According to PwC stats, 36 technology companies went public during the second quarter to June, raising $6.2 billion. But despite a 57% increase in the number of tech IPOs over the first quarter, proceeds were flat. US wearable fitness device firm FitBit was the most successful, pocketing $841 million.

Indeed, potential blockbusters like controversial taxi app firm Uber and American cloud storage company Dropbox just haven't happened. In fact, they look no closer to listing than they did at the beginning of the year.

Dropbox has said it wants to build up its base of paying customers which currently make up just a fraction of the company's 400 million users. And leaked documents recently revealed that Uber, the $50 billion company believed to be significantly loss-making still, will delay its float for 18-24 months. Avoiding public scrutiny of its books while it addresses adverse publicity and fierce competition probably makes sense to its secretive board. It also means no need for time-consuming quarterly financial reports.

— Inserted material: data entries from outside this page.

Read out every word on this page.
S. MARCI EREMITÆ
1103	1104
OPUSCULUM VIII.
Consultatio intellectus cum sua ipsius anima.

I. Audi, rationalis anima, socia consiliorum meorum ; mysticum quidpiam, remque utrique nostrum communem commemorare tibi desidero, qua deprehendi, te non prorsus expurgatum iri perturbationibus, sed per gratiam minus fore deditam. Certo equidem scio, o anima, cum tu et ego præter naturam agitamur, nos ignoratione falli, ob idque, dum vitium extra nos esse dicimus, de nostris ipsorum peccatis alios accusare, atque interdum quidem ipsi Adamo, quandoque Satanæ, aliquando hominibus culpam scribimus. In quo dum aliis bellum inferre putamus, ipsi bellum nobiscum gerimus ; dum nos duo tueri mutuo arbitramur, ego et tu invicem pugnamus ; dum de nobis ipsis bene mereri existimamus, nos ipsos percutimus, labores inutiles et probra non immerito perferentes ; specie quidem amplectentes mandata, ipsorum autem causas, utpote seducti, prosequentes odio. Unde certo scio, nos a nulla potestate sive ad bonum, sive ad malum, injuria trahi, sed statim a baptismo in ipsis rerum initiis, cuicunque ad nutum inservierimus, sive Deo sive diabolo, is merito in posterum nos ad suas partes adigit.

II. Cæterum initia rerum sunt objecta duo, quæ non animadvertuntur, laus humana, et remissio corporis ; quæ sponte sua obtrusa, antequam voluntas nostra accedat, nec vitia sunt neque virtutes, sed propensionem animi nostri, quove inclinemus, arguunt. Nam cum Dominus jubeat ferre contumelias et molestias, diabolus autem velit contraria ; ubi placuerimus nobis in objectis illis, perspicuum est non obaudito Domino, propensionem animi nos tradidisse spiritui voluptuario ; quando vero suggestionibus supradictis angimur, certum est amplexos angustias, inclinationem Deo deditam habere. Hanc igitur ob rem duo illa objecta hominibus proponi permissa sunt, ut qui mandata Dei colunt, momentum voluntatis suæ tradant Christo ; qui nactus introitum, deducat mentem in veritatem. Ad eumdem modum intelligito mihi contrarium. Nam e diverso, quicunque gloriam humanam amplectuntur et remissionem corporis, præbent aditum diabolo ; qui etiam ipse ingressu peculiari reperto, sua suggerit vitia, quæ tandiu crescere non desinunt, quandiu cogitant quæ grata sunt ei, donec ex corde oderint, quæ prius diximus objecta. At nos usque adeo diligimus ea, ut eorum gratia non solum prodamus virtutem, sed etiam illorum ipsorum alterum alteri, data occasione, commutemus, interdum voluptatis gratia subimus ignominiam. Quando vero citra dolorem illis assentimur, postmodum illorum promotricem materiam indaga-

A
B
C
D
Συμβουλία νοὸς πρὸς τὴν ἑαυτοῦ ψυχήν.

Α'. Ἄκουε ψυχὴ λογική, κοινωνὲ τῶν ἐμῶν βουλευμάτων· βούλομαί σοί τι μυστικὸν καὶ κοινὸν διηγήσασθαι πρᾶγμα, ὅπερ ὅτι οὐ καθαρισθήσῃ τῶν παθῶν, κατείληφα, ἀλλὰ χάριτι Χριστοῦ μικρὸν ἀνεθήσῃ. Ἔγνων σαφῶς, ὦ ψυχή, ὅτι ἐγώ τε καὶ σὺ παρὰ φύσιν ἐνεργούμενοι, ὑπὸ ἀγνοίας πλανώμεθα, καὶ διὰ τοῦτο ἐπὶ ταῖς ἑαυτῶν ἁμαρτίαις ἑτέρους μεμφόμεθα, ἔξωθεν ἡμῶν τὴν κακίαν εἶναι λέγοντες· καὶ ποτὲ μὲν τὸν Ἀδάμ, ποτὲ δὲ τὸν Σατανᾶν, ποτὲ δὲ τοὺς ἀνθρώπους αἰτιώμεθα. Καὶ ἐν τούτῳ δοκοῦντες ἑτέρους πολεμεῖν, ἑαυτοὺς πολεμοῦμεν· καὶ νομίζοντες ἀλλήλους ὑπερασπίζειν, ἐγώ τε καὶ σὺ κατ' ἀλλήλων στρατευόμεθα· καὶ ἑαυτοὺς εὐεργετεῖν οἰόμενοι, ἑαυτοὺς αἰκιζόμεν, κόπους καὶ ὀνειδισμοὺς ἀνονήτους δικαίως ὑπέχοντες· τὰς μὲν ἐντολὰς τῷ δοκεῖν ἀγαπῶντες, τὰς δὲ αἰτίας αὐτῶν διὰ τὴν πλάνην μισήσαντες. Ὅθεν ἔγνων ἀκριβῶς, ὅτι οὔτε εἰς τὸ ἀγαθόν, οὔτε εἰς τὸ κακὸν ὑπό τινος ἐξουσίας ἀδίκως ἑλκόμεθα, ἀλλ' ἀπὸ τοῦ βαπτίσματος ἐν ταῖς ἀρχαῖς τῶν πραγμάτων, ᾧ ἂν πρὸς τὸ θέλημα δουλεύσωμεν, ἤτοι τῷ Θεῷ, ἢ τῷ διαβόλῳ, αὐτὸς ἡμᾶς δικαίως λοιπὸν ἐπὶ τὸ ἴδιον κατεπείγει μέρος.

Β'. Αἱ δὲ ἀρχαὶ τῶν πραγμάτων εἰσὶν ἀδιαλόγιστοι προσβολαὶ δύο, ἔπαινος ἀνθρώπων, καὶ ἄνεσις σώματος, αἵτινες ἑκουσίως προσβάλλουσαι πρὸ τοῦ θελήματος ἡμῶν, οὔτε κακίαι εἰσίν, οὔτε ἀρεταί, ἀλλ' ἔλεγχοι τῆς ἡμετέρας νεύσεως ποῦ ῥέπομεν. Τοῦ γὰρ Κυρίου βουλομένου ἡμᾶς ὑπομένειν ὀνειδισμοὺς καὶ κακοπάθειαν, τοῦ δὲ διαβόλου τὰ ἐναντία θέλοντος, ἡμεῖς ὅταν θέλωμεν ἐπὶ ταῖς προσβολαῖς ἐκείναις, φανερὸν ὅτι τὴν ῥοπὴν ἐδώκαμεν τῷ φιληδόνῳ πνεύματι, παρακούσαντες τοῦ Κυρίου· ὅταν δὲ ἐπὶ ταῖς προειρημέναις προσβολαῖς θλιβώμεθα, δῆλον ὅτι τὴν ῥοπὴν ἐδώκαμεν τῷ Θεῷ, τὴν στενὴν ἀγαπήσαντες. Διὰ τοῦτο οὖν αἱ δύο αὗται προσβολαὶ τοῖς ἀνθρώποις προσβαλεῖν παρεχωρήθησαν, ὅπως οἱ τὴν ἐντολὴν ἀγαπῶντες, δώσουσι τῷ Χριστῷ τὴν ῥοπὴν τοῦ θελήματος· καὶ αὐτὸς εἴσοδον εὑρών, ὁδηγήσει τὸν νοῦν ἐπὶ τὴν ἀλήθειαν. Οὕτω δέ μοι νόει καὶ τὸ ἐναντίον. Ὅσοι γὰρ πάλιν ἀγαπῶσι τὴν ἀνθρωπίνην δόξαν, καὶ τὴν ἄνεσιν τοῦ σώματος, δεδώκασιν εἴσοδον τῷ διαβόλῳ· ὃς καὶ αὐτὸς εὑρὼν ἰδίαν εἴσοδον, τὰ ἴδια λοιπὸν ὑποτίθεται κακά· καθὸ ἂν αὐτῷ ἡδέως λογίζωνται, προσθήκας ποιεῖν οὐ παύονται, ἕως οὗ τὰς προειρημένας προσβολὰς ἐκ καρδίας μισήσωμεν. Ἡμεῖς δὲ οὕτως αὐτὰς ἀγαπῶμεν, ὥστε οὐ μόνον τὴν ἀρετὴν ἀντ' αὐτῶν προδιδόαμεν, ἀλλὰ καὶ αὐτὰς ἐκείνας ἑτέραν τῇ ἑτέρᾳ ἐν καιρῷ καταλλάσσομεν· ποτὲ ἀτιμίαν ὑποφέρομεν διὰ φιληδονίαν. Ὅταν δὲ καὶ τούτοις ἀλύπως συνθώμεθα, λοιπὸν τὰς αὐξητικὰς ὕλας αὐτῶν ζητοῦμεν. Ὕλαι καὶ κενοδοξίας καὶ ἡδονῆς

Clearly, others think the same. Instead of spending millions on a stockmarket listing and all the paraphernalia that entails, they're getting cash from venture capital investors and pumping it back into the business.

This article is for information and discussion purposes only and does not form a recommendation to invest or otherwise. The value of an investment may fall. The investments referred to in this article may not be suitable for all investors, and if in doubt, an investor should seek advice from a qualified investment adviser.